Seit Narendra Modis Amtsantritt im Jahr 2014 hat sich das ED zu einer der gefürchtetsten Behörden Indiens entwickelt. Das Enforcement Directorate hat über 3000 Geldwäsche-Razzien durchgeführt, aber nur 54 Verurteilungen erwirkt. Die Behörde hat dabei Dutzende von Oppositionspolitikern ins Visier genommen. Allerdings sind nur wenige BJP-Politiker ins Fadenkreuz der Strafverfolgungsbehörden geraten.

Enthüllungen zu umstrittenen Unternehmensspenden, die größtenteils an die BJP gingen, haben dem Indischen Block aber im vergangenen Monat unerwartet ein dringend benötigtes politisches Gesprächsthema beschert.
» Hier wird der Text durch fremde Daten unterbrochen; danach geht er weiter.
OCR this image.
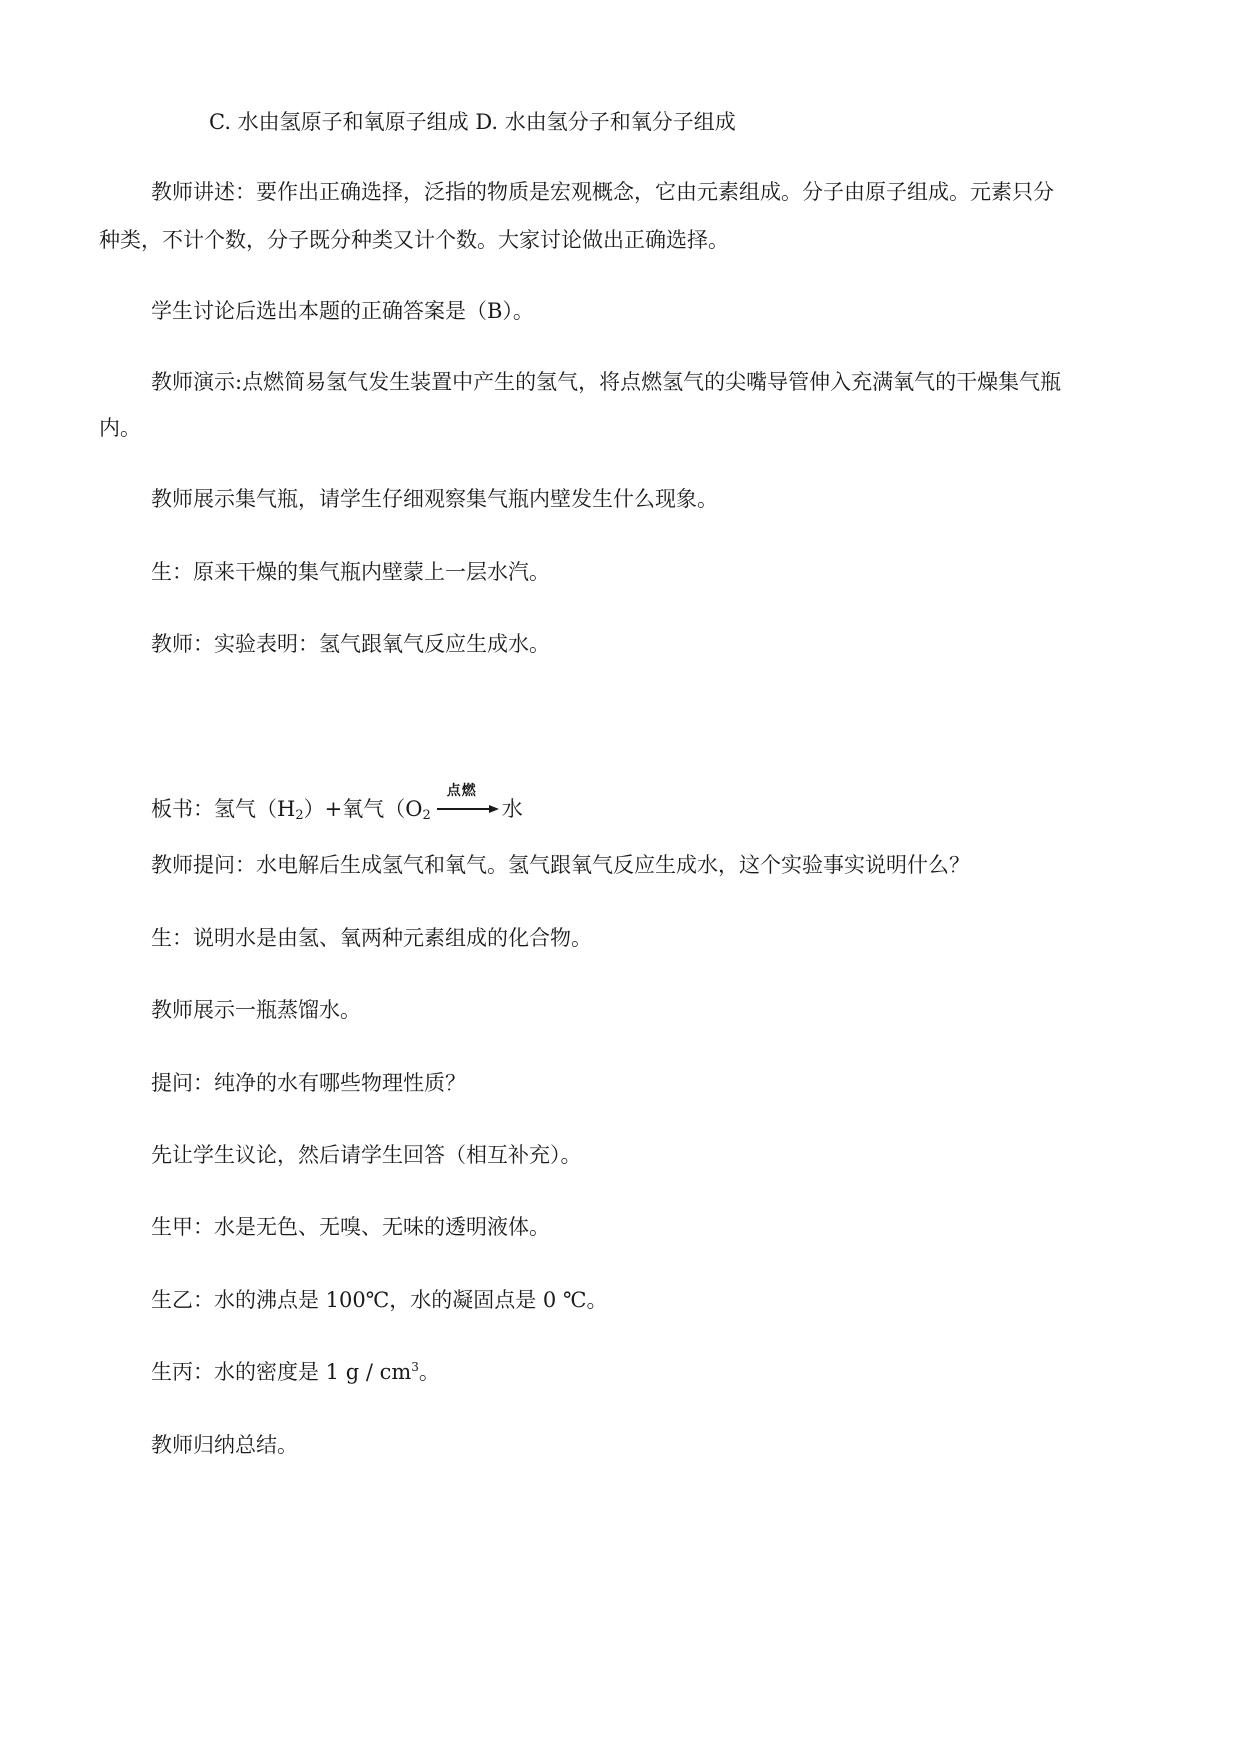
C. 水由氢原子和氧原子组成 D. 水由氢分子和氧分子组成
教师讲述：要作出正确选择，泛指的物质是宏观概念，它由元素组成。分子由原子组成。元素只分
种类，不计个数，分子既分种类又计个数。大家讨论做出正确选择。
学生讨论后选出本题的正确答案是（B）。
教师演示:点燃简易氢气发生装置中产生的氢气，将点燃氢气的尖嘴导管伸入充满氧气的干燥集气瓶
内。
教师展示集气瓶，请学生仔细观察集气瓶内壁发生什么现象。
生：原来干燥的集气瓶内壁蒙上一层水汽。
教师：实验表明：氢气跟氧气反应生成水。
板书：氢气$(H_2)+$氧气（$O_2$
点燃
水
教师提问：水电解后生成氢气和氧气。氢气跟氧气反应生成水，这个实验事实说明什么？
生：说明水是由氢、氧两种元素组成的化合物。
教师展示一瓶蒸馏水。
提问：纯净的水有哪些物理性质？
先让学生议论，然后请学生回答（相互补充）。
生甲：水是无色、无嗅、无味的透明液体。
生乙：水的沸点是 100℃，水的凝固点是 0 ℃。
生丙：水的密度是 1 g / $cm^3$。
教师归纳总结。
Die Opposition hofft, damit im Wahlkampf punkten zu können.

"Die BJP hat die von ihr kontrollierten Behörden missbraucht, um die indische Demokratie und Zivilgesellschaft zu untergraben, wie es noch nie zuvor geschehen ist", sagt auch Aakar Patel, ehemaliger Chef von Amnesty International Indien. Amnesty war 2020 gezwungen, seine Aktivitäten in Indien einzustellen, nachdem die Regierung die Bankkonten der Menschenrechtsorganisation eingefroren hatte. Aus Sicht von Amnesty ein Indiz für ein "kontinuierliches Vorgehen gegen die Zivilgesellschaft in Indien".